The NCBI executables can be obtained from ftp://ftp.ncbi.nih.gov/blast

Suitable sequence data banks are available from ftp://ftp.ncbi.nih.gov/blast/db/
and ftp://ftp.ebi.ac.uk/pub/databases/uniprot/

********************       IMPORTANT NOTE ON BLAST+       *****************
NCBI are encouraging users to switch over from the classic BLAST package
to the new BLAST+ package. On the one hand this is a cleaner and nicer
version of BLAST, but on the other hand, it omits some useful features.
In particular, BLAST+ no longer offers the facility to extract more precise
PSSM scores from checkpoint files in a "supported" way (i.e. using the
makemat utility for this purpose).

Eventually, we will probably switch over to BLAST+ as the preferred way of
searching for similar sequences, but for the time being no interface to
BLAST+ is provided.
***************************************************************************

The Perl script also expects to find the directories bin/, data/ and dso_lib/ at the same path.
If you need to move these directories somewhere else, please change the values of the variables
with the new full paths

my $EXE_DIR = abs_path(join '/', dirname($0), "bin"); # the path of the bin directory
my $DATA_DIR = abs_path(join '/', dirname($0),"data"); # the path of the data directory
$ENV{DSO_LIB_PATH} = join '', abs_path("./dso_lib"), '/'; # the path of the library directory used by the nearest neighbour classifier

Running DISOPRED3
=================

The script "run_disopred.pl" requires as input a text file containing one
amino acid sequence for which predictions are sought.
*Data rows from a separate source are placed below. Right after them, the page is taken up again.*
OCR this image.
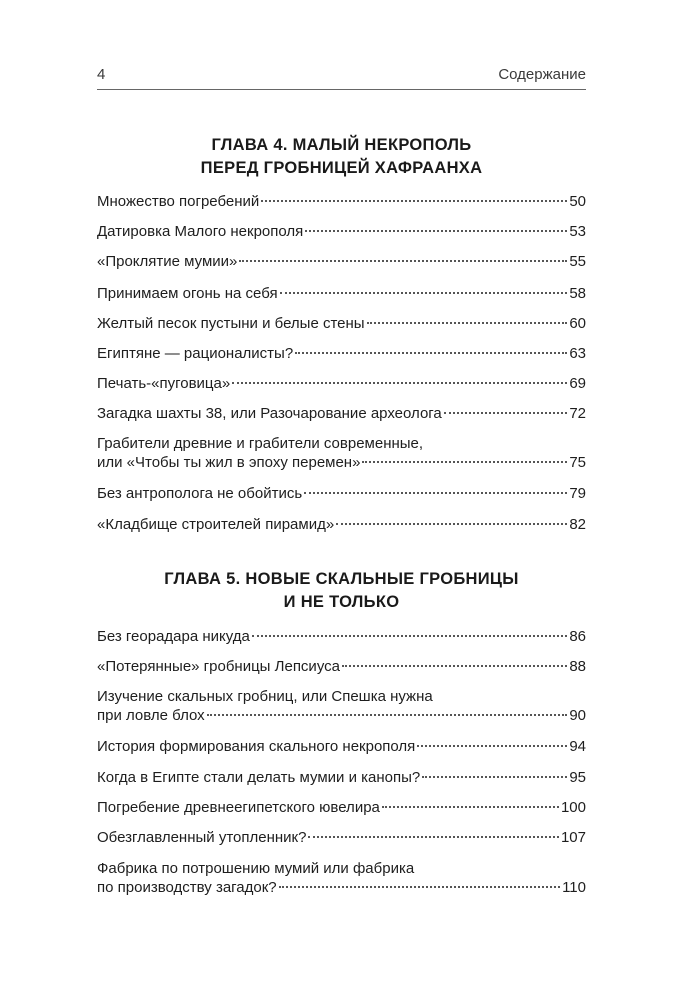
4	Содержание
ГЛАВА 4. МАЛЫЙ НЕКРОПОЛЬ
ПЕРЕД ГРОБНИЦЕЙ ХАФРААНХА
Множество погребений	50
Датировка Малого некрополя	53
«Проклятие мумии»	55
Принимаем огонь на себя	58
Желтый песок пустыни и белые стены	60
Египтяне — рационалисты?	63
Печать-«пуговица»	69
Загадка шахты 38, или Разочарование археолога	72
Грабители древние и грабители современные,
или «Чтобы ты жил в эпоху перемен»	75
Без антрополога не обойтись	79
«Кладбище строителей пирамид»	82
ГЛАВА 5. НОВЫЕ СКАЛЬНЫЕ ГРОБНИЦЫ
И НЕ ТОЛЬКО
Без георадара никуда	86
«Потерянные» гробницы Лепсиуса	88
Изучение скальных гробниц, или Спешка нужна
при ловле блох	90
История формирования скального некрополя	94
Когда в Египте стали делать мумии и канопы?	95
Погребение древнеегипетского ювелира	100
Обезглавленный утопленник?	107
Фабрика по потрошению мумий или фабрика
по производству загадок?	110
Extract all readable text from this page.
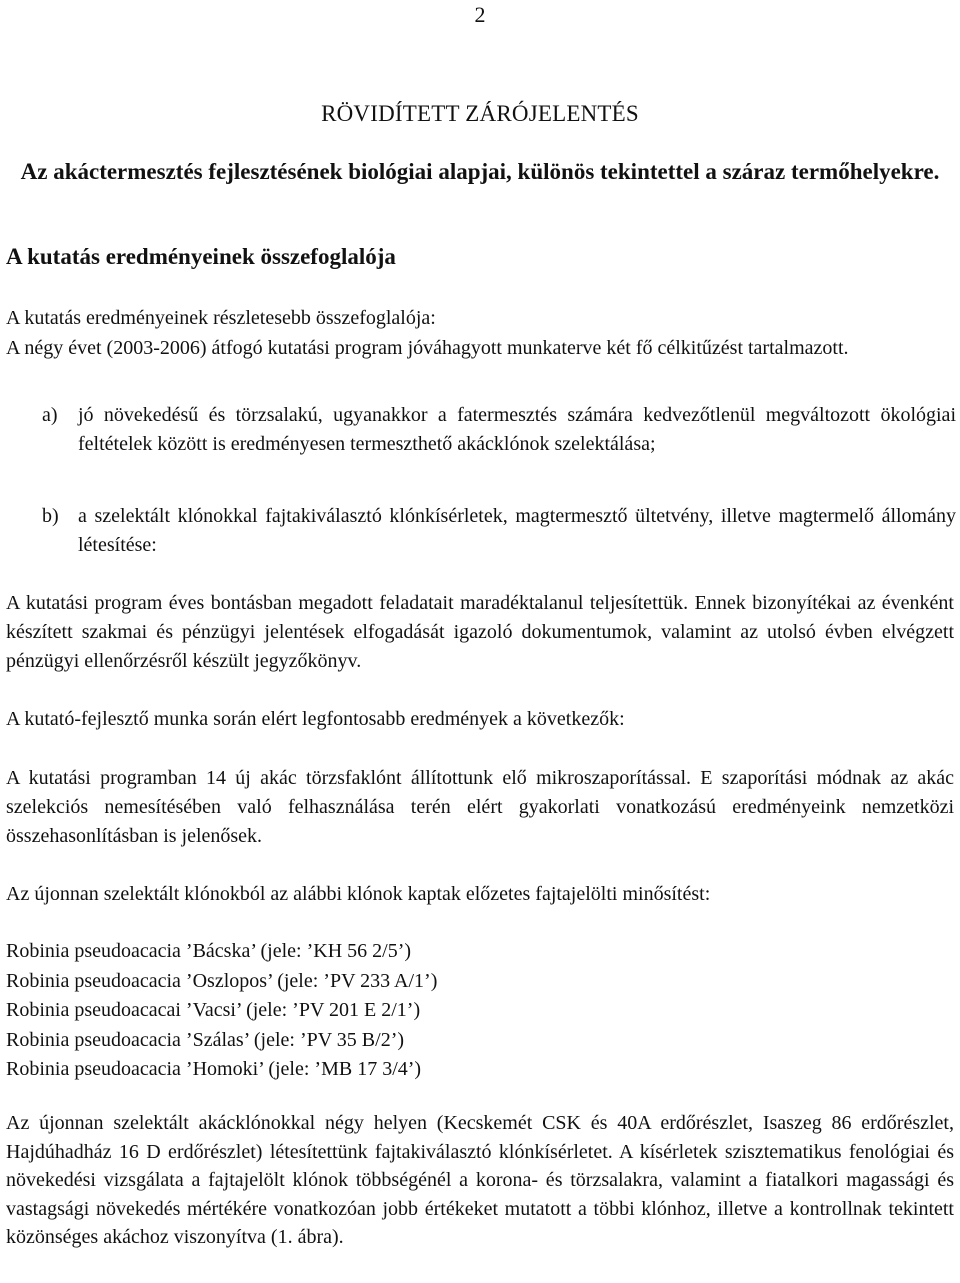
2
RÖVIDÍTETT ZÁRÓJELENTÉS
Az akáctermesztés fejlesztésének biológiai alapjai, különös tekintettel a száraz termőhelyekre.
A kutatás eredményeinek összefoglalója

A kutatás eredményeinek részletesebb összefoglalója:

A négy évet (2003-2006) átfogó kutatási program jóváhagyott munkaterve két fő célkitűzést tartalmazott.

a) jó növekedésű és törzsalakú, ugyanakkor a fatermesztés számára kedvezőtlenül megváltozott ökológiai feltételek között is eredményesen termeszthető akácklónok szelektálása;
b) a szelektált klónokkal fajtakiválasztó klónkísérletek, magtermesztő ültetvény, illetve magtermelő állomány létesítése:

A kutatási program éves bontásban megadott feladatait maradéktalanul teljesítettük. Ennek bizonyítékai az évenként készített szakmai és pénzügyi jelentések elfogadását igazoló dokumentumok, valamint az utolsó évben elvégzett pénzügyi ellenőrzésről készült jegyzőkönyv.

A kutató-fejlesztő munka során elért legfontosabb eredmények a következők:

A kutatási programban 14 új akác törzsfaklónt állítottunk elő mikroszaporítással. E szaporítási módnak az akác szelekciós nemesítésében való felhasználása terén elért gyakorlati vonatkozású eredményeink nemzetközi összehasonlításban is jelenősek.

Az újonnan szelektált klónokból az alábbi klónok kaptak előzetes fajtajelölti minősítést:

Robinia pseudoacacia ’Bácska’ (jele: ’KH 56 2/5’)

Robinia pseudoacacia ’Oszlopos’ (jele: ’PV 233 A/1’)

Robinia pseudoacacai ’Vacsi’ (jele: ’PV 201 E 2/1’)

Robinia pseudoacacia ’Szálas’ (jele: ’PV 35 B/2’)

Robinia pseudoacacia ’Homoki’ (jele: ’MB 17 3/4’)

Az újonnan szelektált akácklónokkal négy helyen (Kecskemét CSK és 40A erdőrészlet, Isaszeg 86 erdőrészlet, Hajdúhadház 16 D erdőrészlet) létesítettünk fajtakiválasztó klónkísérletet. A kísérletek szisztematikus fenológiai és növekedési vizsgálata a fajtajelölt klónok többségénél a korona- és törzsalakra, valamint a fiatalkori magassági és vastagsági növekedés mértékére vonatkozóan jobb értékeket mutatott a többi klónhoz, illetve a kontrollnak tekintett közönséges akáchoz viszonyítva (1. ábra).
A few parameters can
be tuned from inside the script, including the PSI-BLAST search options and
the DISOPRED2 SVM specificity level. During the execution, a number of
temporary files will be generated (e.g. PSI-BLAST output files, the PSSM file,
the intermediate disordered residue prediction files, the input file to
svm-predict), which are identified by concatenating the input file name, the
process id of the Perl job and the numeric identifier for the host. These
files are removed after the final output has been generated in the same
directory as the input.

Here is the output of a successful DISOPRED run for the file examples/example.fasta:

./run_disopred.pl examples/example.fasta

Running PSI-BLAST search ...

Generating PSSM ...

Predicting disorder with DISOPRED2 ...

Running neural network classifier ...

Running nearest neighbour classifier ...

Combining disordered residue predictions ...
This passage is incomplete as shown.